No documento, o Idec menciona números da própria Agência Nacional de Energia Elétrica (Aneel). De janeiro de 95 a junho deste ano, o aumento médio acumulado da tarifa residencial foi de 129,85%, enquanto o da tarifa geral foi de 99,85%. Nos setores industrial e comercial, os reajustes foram de 77,49% e 73,61%, respectivamente.
As altas superaram a inflação registrada no mesmo período (72,75%), de acordo com o Índice de Preços ao Consumidor Amplo (IPCA), medido pelo IBGE. ''As concessionárias querem reajustes extras, após aumentar as tarifas acima da inflação'', afirma Maria Inês Dolci, advogada do Idec.
Pelo estudo do Idec, o que também pesou no aumento das tarifas para os consumidores foi a retirada progressiva de descontos nas tarifas cobradas das residências durante a década de 90.

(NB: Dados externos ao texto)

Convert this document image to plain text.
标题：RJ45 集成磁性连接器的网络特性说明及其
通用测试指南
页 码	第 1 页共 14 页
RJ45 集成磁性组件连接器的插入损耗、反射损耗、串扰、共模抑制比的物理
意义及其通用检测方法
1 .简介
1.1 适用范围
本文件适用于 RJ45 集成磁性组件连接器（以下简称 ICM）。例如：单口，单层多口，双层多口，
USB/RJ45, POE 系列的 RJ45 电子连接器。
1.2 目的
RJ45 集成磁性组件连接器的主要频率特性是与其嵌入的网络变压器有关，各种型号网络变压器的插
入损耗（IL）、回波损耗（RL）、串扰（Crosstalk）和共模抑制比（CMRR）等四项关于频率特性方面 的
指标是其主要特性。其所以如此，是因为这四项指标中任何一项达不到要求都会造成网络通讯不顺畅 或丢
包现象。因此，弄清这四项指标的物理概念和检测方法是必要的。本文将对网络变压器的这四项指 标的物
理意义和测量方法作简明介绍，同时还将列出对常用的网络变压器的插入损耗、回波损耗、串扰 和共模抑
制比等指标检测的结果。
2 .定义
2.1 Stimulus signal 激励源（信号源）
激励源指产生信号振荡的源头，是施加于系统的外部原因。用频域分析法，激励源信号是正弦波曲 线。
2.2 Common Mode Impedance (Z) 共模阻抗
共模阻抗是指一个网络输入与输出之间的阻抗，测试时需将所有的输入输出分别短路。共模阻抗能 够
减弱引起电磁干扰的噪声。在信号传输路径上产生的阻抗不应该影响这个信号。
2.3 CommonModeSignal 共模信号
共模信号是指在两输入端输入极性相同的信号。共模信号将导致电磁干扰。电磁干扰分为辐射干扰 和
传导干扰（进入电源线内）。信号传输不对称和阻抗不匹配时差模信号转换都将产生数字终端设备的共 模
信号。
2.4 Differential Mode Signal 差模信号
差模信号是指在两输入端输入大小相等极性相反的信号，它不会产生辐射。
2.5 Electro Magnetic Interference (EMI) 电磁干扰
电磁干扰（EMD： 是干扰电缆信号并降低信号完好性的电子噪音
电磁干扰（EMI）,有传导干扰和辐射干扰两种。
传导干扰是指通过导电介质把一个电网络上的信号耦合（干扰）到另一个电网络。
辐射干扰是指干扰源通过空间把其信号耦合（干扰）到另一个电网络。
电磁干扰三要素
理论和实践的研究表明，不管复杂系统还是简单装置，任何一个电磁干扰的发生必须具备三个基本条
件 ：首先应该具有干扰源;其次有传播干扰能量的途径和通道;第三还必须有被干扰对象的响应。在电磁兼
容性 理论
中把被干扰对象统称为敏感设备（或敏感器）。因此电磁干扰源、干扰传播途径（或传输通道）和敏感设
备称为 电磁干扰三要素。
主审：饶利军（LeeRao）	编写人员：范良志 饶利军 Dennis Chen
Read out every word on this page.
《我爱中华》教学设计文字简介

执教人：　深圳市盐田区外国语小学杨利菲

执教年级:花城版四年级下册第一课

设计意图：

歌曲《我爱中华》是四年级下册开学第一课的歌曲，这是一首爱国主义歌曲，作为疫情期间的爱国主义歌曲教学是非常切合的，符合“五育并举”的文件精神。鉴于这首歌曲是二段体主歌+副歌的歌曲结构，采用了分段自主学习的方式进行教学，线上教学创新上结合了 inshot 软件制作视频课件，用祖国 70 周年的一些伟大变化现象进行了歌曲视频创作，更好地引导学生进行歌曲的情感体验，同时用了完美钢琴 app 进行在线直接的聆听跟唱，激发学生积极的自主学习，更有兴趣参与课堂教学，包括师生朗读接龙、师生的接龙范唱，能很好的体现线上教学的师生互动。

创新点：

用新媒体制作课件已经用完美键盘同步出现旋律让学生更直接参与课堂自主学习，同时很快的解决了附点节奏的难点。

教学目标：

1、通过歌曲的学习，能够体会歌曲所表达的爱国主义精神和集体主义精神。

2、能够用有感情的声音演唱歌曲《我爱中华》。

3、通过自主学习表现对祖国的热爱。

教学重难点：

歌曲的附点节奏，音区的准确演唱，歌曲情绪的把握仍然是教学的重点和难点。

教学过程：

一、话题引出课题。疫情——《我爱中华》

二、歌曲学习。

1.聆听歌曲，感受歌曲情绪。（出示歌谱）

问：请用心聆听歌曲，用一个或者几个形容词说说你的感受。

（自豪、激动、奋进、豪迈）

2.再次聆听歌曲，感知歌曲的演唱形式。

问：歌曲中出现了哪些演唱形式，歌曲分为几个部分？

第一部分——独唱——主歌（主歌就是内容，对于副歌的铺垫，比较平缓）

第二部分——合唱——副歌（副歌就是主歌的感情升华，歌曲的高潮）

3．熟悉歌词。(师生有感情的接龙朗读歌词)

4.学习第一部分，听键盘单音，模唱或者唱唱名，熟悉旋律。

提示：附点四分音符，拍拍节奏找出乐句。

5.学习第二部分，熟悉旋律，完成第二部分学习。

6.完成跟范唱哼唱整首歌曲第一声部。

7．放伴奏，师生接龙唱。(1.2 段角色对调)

As concessionárias querem os reajustes. Elas alegam que precisam ser reembolsadas em cerca de R$ 6 bilhões por causa do racionamento de energia, que resultou em queda de faturamento e aumento de gastos, informam.
''O reajuste tem de sair o mais rápido possível'', afirma Júlio de Barros, diretor-presidente da Bandeirante, que fornece luz para 1,2 milhão de consumidores em São Paulo.
Segundo ele, a Bandeirante aumentou em cerca de 16% as contas cobradas dos clientes neste mês. O último reajuste havia ocorrido há um ano. Os aumentos de tarifas são autorizados pela Aneel.
Pelo levantamento da Fipe, a tarifa de energia subiu mais do que a inflação. De 1º de outubro a 30 de setembro, a conta de luz subiu 27,38%. A inflação geral foi de 5,66% no período. A Eletropaulo aumentou em 16,61% as tarifas em junho. A CPFL reajustou em 17,13% em abril.